1950’li yılların en önemli mimarlık eserlerinden birisi olan DSİ binasının yıkımı sürerken, yıkım esnasında halk sağlığı da hiçe sayılıyor. Bölgedeki mahalle sakinleri tarihi binanın yıkılmasına tepki gösterirken, önlem alınmadan çalışma gerçekleştirildiği için çevreye yüksek oranda toz yayıldığını, pencereleri dahi açamadıklarını belirtiyor. Mahalle sakinleri gece geç saatlere kadar yıkımın devam ettiğini, oluşan gürültüden uyuyamadıklarını da ifade ediyor.
“Mahallede oluşan toz nedeniyle nefes alamıyoruz”
DSİ binasının aylardır hiçbir önlem alınmadan yıkıldığını belirten Yücetepe Mahalle Muhtarı Halil Sağlam, “DSİ binası çok sağlam olduğu için yıkmakta zorlandıklarını da görüyoruz.

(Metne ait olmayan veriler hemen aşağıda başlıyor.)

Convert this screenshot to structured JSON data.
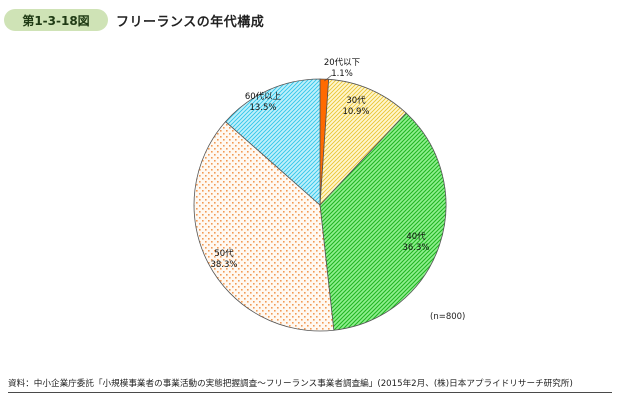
{
  "header": {
    "badge": "第1-3-18図",
    "title": "フリーランスの年代構成"
  },
  "note": "(n=800)",
  "source": "資料：中小企業庁委託「小規模事業者の事業活動の実態把握調査～フリーランス事業者調査編」(2015年2月、(株)日本アプライドリサーチ研究所)",
  "colors": {
    "20s": "#ff6a00",
    "30s": "#ffe98a",
    "40s": "#4fd44f",
    "50s": "#f6a56a",
    "60s": "#54d6f2"
  },
  "chart_data": {
    "type": "pie",
    "start": "12 o'clock, clockwise",
    "slices": [
      {
        "key": "20s",
        "label": "20代以下",
        "value": 1.1,
        "value_label": "1.1%"
      },
      {
        "key": "30s",
        "label": "30代",
        "value": 10.9,
        "value_label": "10.9%"
      },
      {
        "key": "40s",
        "label": "40代",
        "value": 36.3,
        "value_label": "36.3%"
      },
      {
        "key": "50s",
        "label": "50代",
        "value": 38.3,
        "value_label": "38.3%"
      },
      {
        "key": "60s",
        "label": "60代以上",
        "value": 13.5,
        "value_label": "13.5%"
      }
    ]
  }
}
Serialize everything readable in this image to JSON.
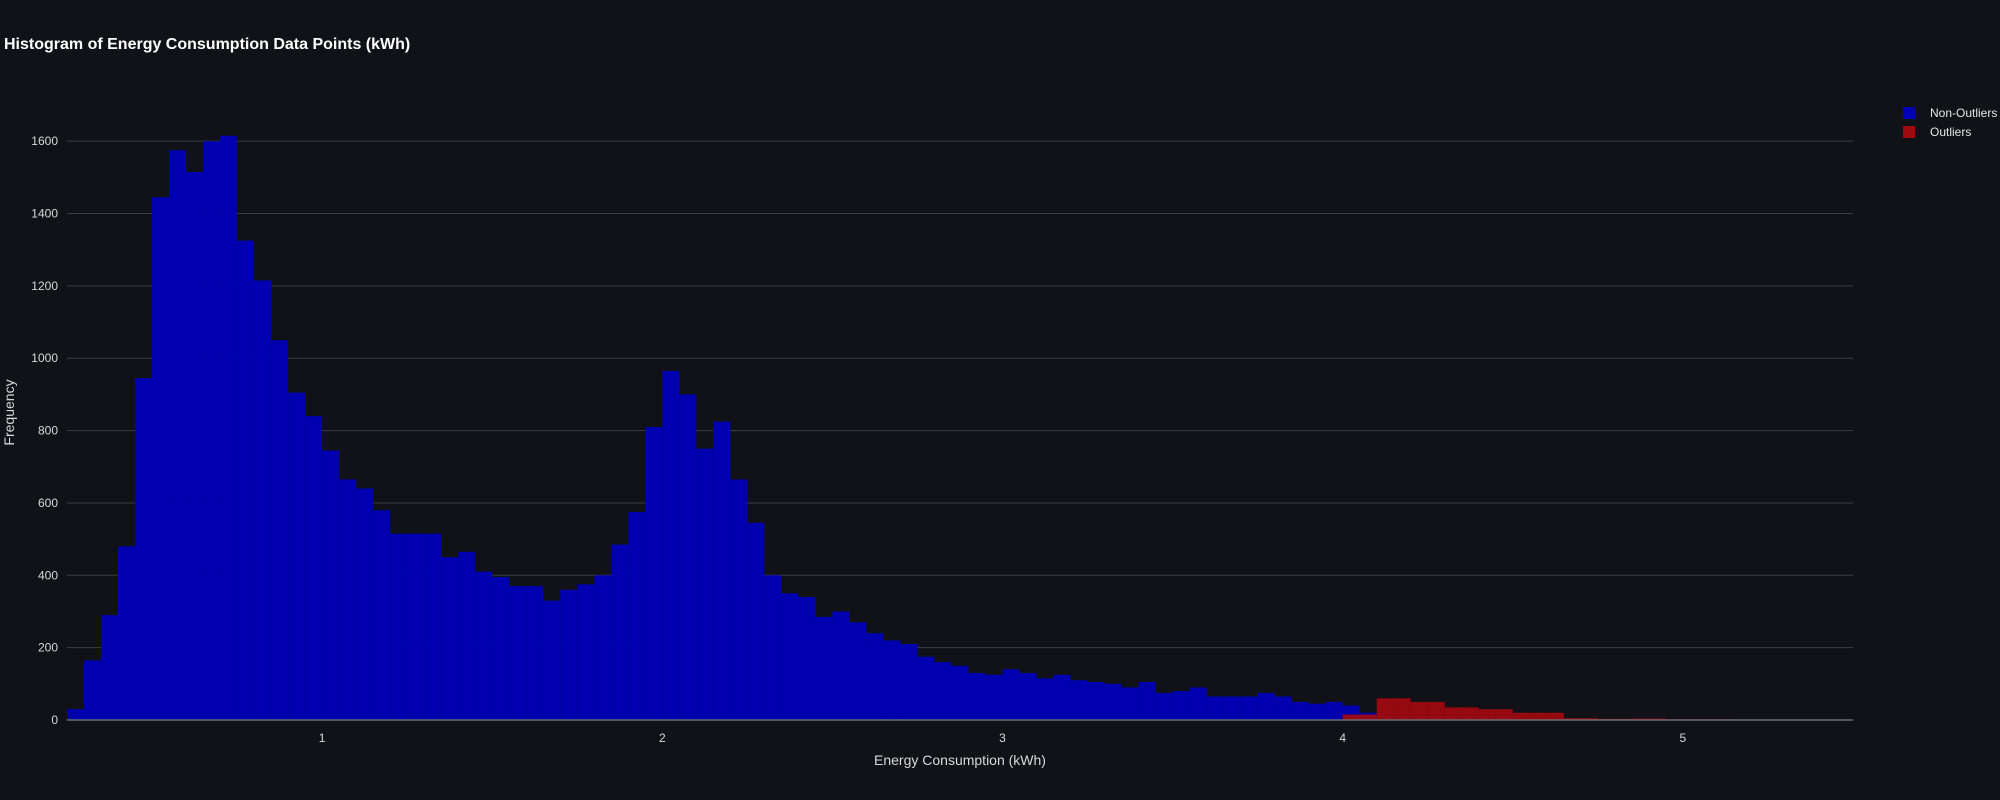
{
  "chart_data": {
    "type": "bar",
    "title": "Histogram of Energy Consumption Data Points (kWh)",
    "xlabel": "Energy Consumption (kWh)",
    "ylabel": "Frequency",
    "xlim": [
      0.25,
      5.5
    ],
    "ylim": [
      0,
      1700
    ],
    "x_ticks": [
      1,
      2,
      3,
      4,
      5
    ],
    "y_ticks": [
      0,
      200,
      400,
      600,
      800,
      1000,
      1200,
      1400,
      1600
    ],
    "grid": true,
    "legend_position": "top-right",
    "bin_width": 0.05,
    "series": [
      {
        "name": "Non-Outliers",
        "color": "#0000b8",
        "bin_start": 0.25,
        "values": [
          30,
          165,
          290,
          480,
          945,
          1445,
          1575,
          1515,
          1600,
          1615,
          1325,
          1215,
          1050,
          905,
          840,
          745,
          665,
          640,
          580,
          515,
          515,
          515,
          450,
          465,
          410,
          395,
          370,
          370,
          330,
          360,
          375,
          400,
          485,
          575,
          810,
          965,
          900,
          750,
          825,
          665,
          545,
          400,
          350,
          340,
          285,
          300,
          270,
          240,
          220,
          210,
          175,
          160,
          150,
          130,
          125,
          140,
          130,
          115,
          125,
          110,
          105,
          100,
          90,
          105,
          75,
          80,
          90,
          65,
          65,
          65,
          75,
          65,
          50,
          45,
          50,
          40,
          20
        ]
      },
      {
        "name": "Outliers",
        "color": "#9e0a10",
        "bin_start": 4.0,
        "values": [
          15,
          15,
          60,
          60,
          50,
          50,
          35,
          35,
          30,
          30,
          20,
          20,
          20,
          5,
          5,
          3,
          3,
          4,
          4,
          2,
          2,
          2,
          2,
          1,
          1
        ]
      }
    ]
  }
}
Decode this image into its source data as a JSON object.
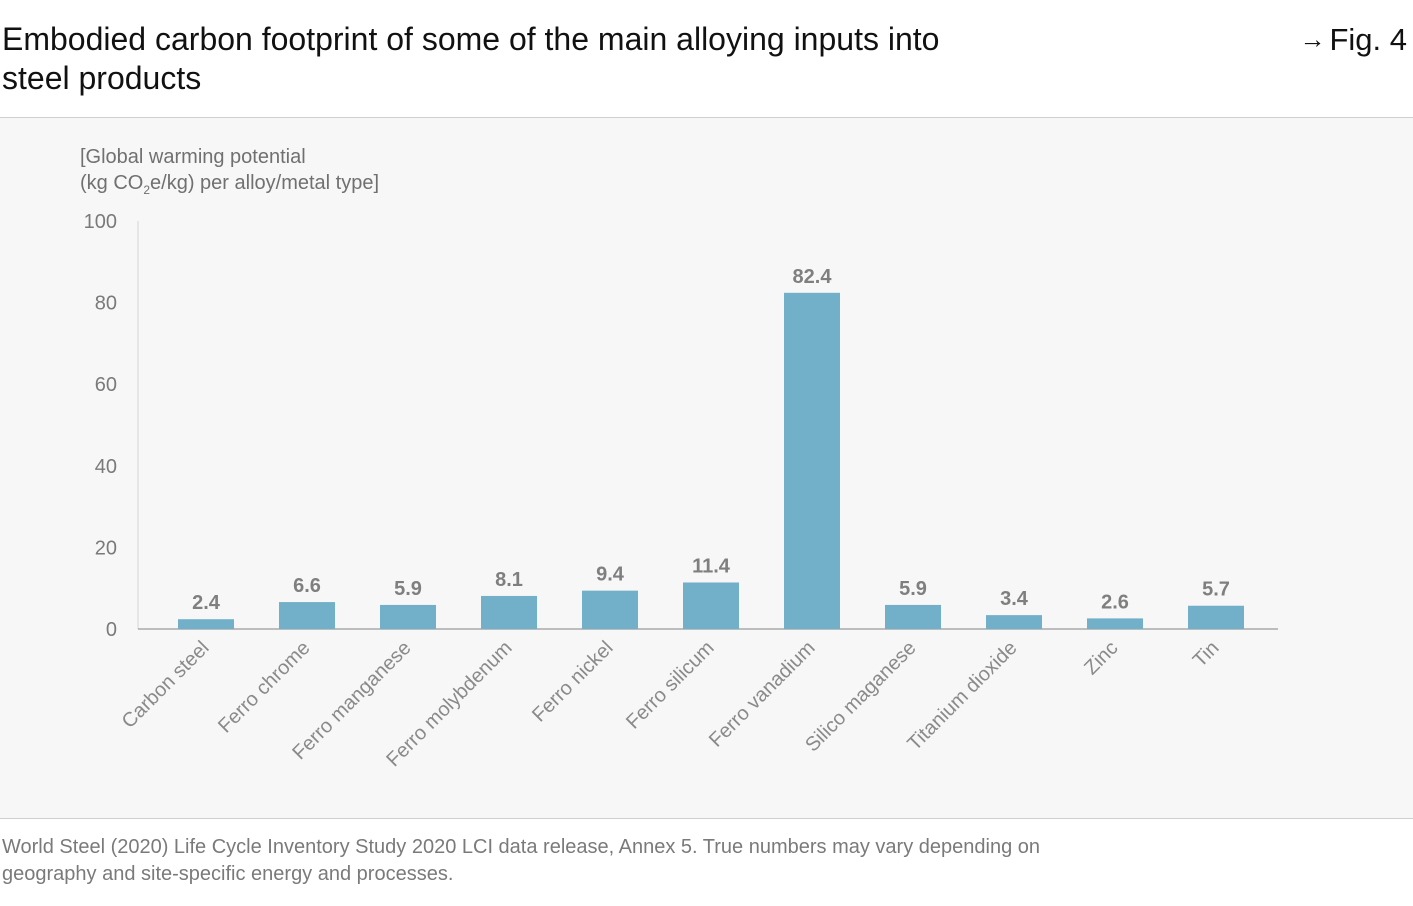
{
  "header": {
    "title": "Embodied carbon footprint of some of the main alloying inputs into steel products",
    "fig_arrow": "→",
    "fig_label": "Fig. 4"
  },
  "chart_data": {
    "type": "bar",
    "title": "Embodied carbon footprint of some of the main alloying inputs into steel products",
    "ylabel_line1": "[Global warming potential",
    "ylabel_line2_pre": "(kg CO",
    "ylabel_line2_sub": "2",
    "ylabel_line2_post": "e/kg) per alloy/metal type]",
    "xlabel": "",
    "ylim": [
      0,
      100
    ],
    "yticks": [
      0,
      20,
      40,
      60,
      80,
      100
    ],
    "categories": [
      "Carbon steel",
      "Ferro chrome",
      "Ferro manganese",
      "Ferro molybdenum",
      "Ferro nickel",
      "Ferro silicum",
      "Ferro vanadium",
      "Silico maganese",
      "Titanium dioxide",
      "Zinc",
      "Tin"
    ],
    "values": [
      2.4,
      6.6,
      5.9,
      8.1,
      9.4,
      11.4,
      82.4,
      5.9,
      3.4,
      2.6,
      5.7
    ],
    "value_labels": [
      "2.4",
      "6.6",
      "5.9",
      "8.1",
      "9.4",
      "11.4",
      "82.4",
      "5.9",
      "3.4",
      "2.6",
      "5.7"
    ],
    "bar_color": "#72afc8",
    "grid": false,
    "legend": "none"
  },
  "footer": {
    "source_line1": "World Steel (2020) Life Cycle Inventory Study 2020 LCI data release, Annex 5. True numbers may vary depending on",
    "source_line2": "geography and site-specific energy and processes."
  }
}
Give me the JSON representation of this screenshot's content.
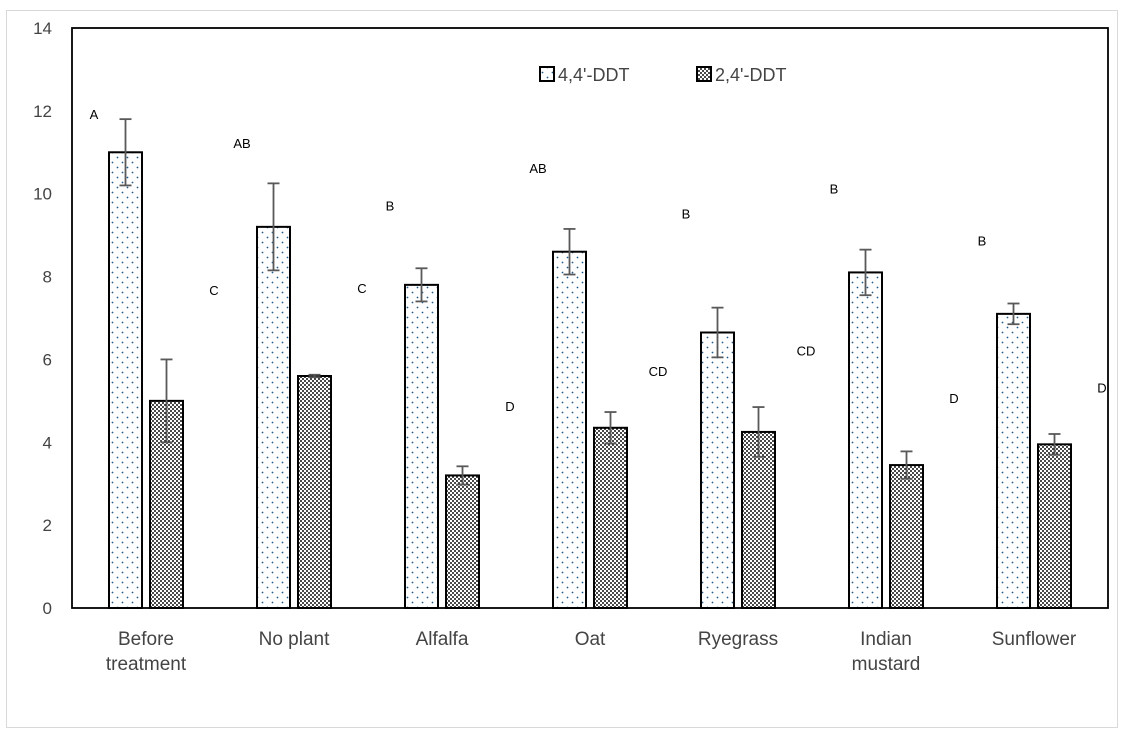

Alanda yüksek oranda toz bulutları oluşuyor ve bu toz tüm mahalleye yayılıyor. Ağır iş makineleri yüzlerce metre uzaklıktan duyulacak şekilde gürültü çıkarıyor. Cumartesi, pazar demeden gece yarılarına kadar çalışma devam ediyor. Mahalle sakinleri bu sıcaklarda oluşan toz bulutları nedeniyle pencerelerini açamıyorlar, sokağa çıkamıyorlar, gürültü nedeniyle gece uyuyamıyorlar. İlgili bütün kurumlara başvurduk son olarak da CİMER’e başvuruda bulundum, ancak hala hiçbir tedbir ve önlem alınmış değil. Mahallelinin sağlığını hiçe sayıyorlar.” diye konuştu.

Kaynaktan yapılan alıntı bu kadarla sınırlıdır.